Panjimas.com) – Sejumlah pimpinan perguruan tinggi dan civitas akademik mengikuti acara deklarasi aksi kebangsaan perguruan tinggi se Indonesia melawan radikalisme. Acara ini berlangsung di Nusa Dua Convention Center Bali pada tanggal 25-26 September 2017. Materi seminar kebangsaan ini mengangkat judul “Lembaga Pendidikan Tinggi sebagai Benteng Pancasila dan NKRI”. Hadir dalam acara tersebut sebagai pembicara Kapolri Jendral Tito Karnavian, Menteri Agama H. Lukman Hakim Saifuddin, dan tokoh sebuah ormas.
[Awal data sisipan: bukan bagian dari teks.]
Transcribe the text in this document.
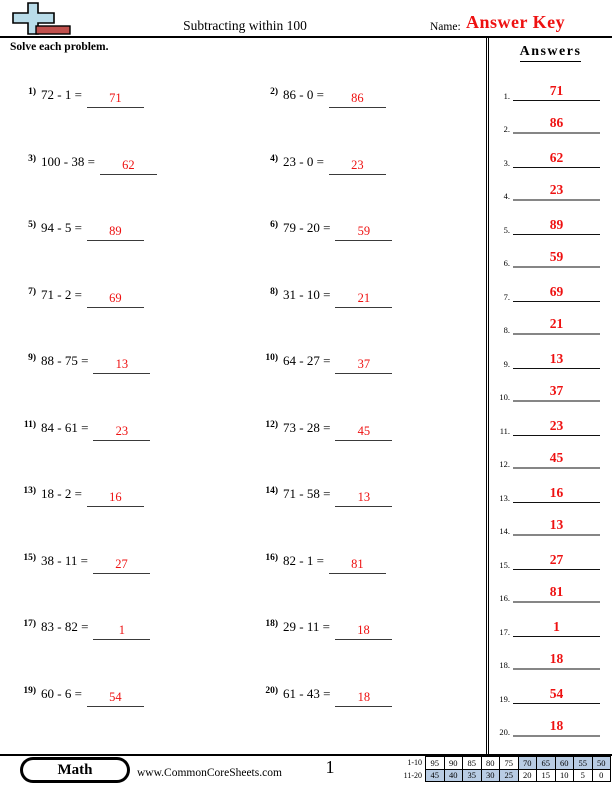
Subtracting within 100	Name: Answer Key
Solve each problem.
1) 72 - 1 = 71	2) 86 - 0 = 86
3) 100 - 38 = 62	4) 23 - 0 = 23
5) 94 - 5 = 89	6) 79 - 20 = 59
7) 71 - 2 = 69	8) 31 - 10 = 21
9) 88 - 75 = 13	10) 64 - 27 = 37
11) 84 - 61 = 23	12) 73 - 28 = 45
13) 18 - 2 = 16	14) 71 - 58 = 13
15) 38 - 11 = 27	16) 82 - 1 = 81
17) 83 - 82 = 1	18) 29 - 11 = 18
19) 60 - 6 = 54	20) 61 - 43 = 18
Answers
1.	71
2.	86
3.	62
4.	23
5.	89
6.	59
7.	69
8.	21
9.	13
10.	37
11.	23
12.	45
13.	16
14.	13
15.	27
16.	81
17.	1
18.	18
19.	54
20.	18
Math	www.CommonCoreSheets.com	1	1-10	95	90	85	80	75	70	65	60	55	50
11-20	45	40	35	30	25	20	15	10	5	0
Hadir pula Presiden Joko Widodo dalam acara tersebut.
Dalam acara tersebut disampaikan rekomendasi agar radikalisme dimasukkan dalam mata kuliah. Selain itu juga disampaikan bahwa radikalisme merupakan rongsokan peradaban Arab yang kalah dan kelompok moderat harus lebih banyak bersuara untuk menghadapi kelompok radikal. Sebagai hasil tindak lanjut acara ini, akan diselenggarakan Aksi Kebangsaan Perguruan Tinggi Melawan Radikalisme di Jakarta pada tanggal 28 Oktober 2017 yang bertepatan dengan Hari Sumpah Pemuda. Aksi tersebut rencananya akan diikuti oleh pimpinan perguruan tinggi dan civitas akademik yang sepakat menolak paham radikalisme di kampus. Bentuk dari aksi ini adalah kuliah akbar dan pembacaan deklarasi perguruan tinggi melawan radikalisme.
Agenda deklarasi aksi kebangsaan yang berlangsung di Bali tersebut selain menghasikan rencana aksi kebangsaan pada tanggal 28 Oktober, juga menimbulkan efek pembungkaman sikap kritis mahasiswa dan kegiatan dakwah Islam di kampus. Di beberapa kampus, organisasi kemahasiswaan dan juga UKM dibekukan. Lembaga kajian keislaman di kampus juga demikian. Bahkan ada beberapa organisasi kemahasiswaan yang dibuat statusnya tidak jelas.
Semua itu dilakukan penguasa sebagai bentuk upaya perlawanan rezim ini terhadap apa yang mereka sebut sebagai radikal dan merongrong Pancasila dan NKRI. Siapa saja yang mereka klaim bertentangan dengan Pancasila dan NKRI itu harus disasar, tidak hanya ormas tetapi juga civitas kampus. Berbagai kebijakan dari pembekuan ormawa sampai memasukkan materi radikalisme sebagai mata kuliah adalah bukti nyata tak terbantahkan.
Jika kita cermati, sasaran gagasan anti radikalisme adalah apa dan siapa saja yang berhubungan dengan sikap kritis juga berhubungan dengan Islam. Seolah sikap kritis dan Islam itu sangat berbahaya. Sehingga kampus kini dijadikan perpanjangan tangan rezim dalam membendung sikap kritis dan dakwah Islam. Dengan memunculkan opini bahwa kampus adalah sarang radikalisme, rezim terus membenturkan Islam dengan pancasila dan NKRI serta membungkam suara mahasiswa.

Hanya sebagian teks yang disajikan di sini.